Global Energy Development has reported details of its Three Year Plan running 2010 through to the end of 2012 prepared in conjunction

Global Energy Development

Global Energy Development has reported details of its Three Year Plan running 2010 through to the end of 2012 prepared in conjunction with independent consultants.

The purpose of the Plan is to increase production volumes whilst developing the Company's reserve base and represents much increased drilling activity when compared to historic levels. The Plan includes the drilling of 13 strategically located wells, plus one well re-entry, two accompanying seismic acquisition programmes and the construction of facilities. The Company owns 100% of all its contracts and hence holds a 100% interest in all the wells to be drilled.

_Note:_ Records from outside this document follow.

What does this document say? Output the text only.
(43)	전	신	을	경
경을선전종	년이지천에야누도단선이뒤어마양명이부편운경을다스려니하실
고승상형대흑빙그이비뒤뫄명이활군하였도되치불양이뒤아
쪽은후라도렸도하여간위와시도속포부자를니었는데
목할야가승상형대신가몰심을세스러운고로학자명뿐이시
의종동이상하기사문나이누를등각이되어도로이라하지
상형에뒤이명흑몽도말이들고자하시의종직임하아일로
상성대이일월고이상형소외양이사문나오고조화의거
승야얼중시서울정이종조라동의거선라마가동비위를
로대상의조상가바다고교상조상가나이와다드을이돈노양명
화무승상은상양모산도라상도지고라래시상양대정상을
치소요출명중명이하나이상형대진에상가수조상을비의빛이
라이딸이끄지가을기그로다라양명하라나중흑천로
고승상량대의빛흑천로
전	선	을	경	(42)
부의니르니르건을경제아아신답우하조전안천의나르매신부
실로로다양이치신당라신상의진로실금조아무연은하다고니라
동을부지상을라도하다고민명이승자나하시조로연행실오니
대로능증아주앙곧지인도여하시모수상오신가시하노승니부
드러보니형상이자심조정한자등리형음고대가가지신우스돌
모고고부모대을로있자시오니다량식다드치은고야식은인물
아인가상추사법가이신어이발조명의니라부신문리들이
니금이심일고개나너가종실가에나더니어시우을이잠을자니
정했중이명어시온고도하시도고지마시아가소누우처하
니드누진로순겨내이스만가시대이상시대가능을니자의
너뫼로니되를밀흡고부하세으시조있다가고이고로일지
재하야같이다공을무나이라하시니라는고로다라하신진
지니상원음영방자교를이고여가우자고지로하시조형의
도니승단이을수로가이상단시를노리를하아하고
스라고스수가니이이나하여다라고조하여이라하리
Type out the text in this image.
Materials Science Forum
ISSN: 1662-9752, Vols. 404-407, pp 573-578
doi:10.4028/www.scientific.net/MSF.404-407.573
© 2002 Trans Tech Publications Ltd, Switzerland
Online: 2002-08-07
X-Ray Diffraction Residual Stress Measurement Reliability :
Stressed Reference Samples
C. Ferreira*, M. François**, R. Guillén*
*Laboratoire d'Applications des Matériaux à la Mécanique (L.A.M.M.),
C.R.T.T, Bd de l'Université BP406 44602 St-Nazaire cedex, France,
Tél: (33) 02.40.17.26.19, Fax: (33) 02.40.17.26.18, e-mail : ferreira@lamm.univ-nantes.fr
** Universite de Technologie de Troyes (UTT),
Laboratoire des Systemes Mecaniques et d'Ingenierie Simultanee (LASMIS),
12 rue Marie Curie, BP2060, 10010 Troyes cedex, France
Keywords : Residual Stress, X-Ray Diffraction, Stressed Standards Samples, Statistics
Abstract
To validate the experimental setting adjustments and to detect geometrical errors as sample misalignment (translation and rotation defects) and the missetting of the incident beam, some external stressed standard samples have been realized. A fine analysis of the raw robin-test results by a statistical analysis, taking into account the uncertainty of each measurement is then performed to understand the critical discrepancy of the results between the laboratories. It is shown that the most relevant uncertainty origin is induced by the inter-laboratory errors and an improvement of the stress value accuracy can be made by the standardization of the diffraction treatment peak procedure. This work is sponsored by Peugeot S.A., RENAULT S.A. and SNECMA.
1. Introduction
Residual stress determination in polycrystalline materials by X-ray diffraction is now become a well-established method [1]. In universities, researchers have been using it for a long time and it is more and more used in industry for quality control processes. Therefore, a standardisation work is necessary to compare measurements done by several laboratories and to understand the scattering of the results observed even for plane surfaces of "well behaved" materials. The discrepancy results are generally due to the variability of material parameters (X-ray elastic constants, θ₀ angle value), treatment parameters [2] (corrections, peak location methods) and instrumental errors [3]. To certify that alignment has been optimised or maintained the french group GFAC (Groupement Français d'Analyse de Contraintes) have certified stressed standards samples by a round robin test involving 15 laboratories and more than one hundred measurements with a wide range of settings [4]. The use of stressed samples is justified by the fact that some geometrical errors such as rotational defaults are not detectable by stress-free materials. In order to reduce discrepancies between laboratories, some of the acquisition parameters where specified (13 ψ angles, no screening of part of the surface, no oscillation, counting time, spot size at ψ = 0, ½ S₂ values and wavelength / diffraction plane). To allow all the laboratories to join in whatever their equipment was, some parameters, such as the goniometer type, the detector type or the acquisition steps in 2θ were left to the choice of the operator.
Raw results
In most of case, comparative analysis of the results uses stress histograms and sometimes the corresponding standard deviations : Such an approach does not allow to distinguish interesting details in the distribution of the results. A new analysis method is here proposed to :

The wells to be drilled were selected from over 1,000 potential drill sites by the independent petroleum engineers Ralph E. Davis Associates, Inc. ("RED") after re-evaluating all technical data. RED selected the wells with the purpose of trying to move the majority of the Company's current probable and possible reserves into the proved reserve category whilst significantly increasing daily production volumes. The Company's net probable and possible reserves stand at a combined 212.1 million barrels of oil equivalent ("BOE") per a reserve report independently prepared by RED dated 31 December 2009. The Company's proved reserves stand at 60.8 million BOE net to the Company per the same report.

Cost estimates for the wells to be drilled were sourced from a major oilfield services provider while RED provided production estimates. RED then assessed economics to establish the sequence of drilling which would maximize production and cash flow and negate or reduce the need for external cash to fulfill the Plan, with the Company intending to fund the entire Plan itself from cash flow from operations. For planning purposes the Company added cost contingencies and risked downwards RED's production estimates. Factoring these in, the total cost of the Plan is estimated at approximately $110 million and is anticipated to result in combined new production of approximately 9,000 barrels of oil per day ("BODP") net to the Company (total undeclined initial rate for all wells) in addition to moving an additional 200 million BOE to proved reserves (net to the Company) by the end of 2012.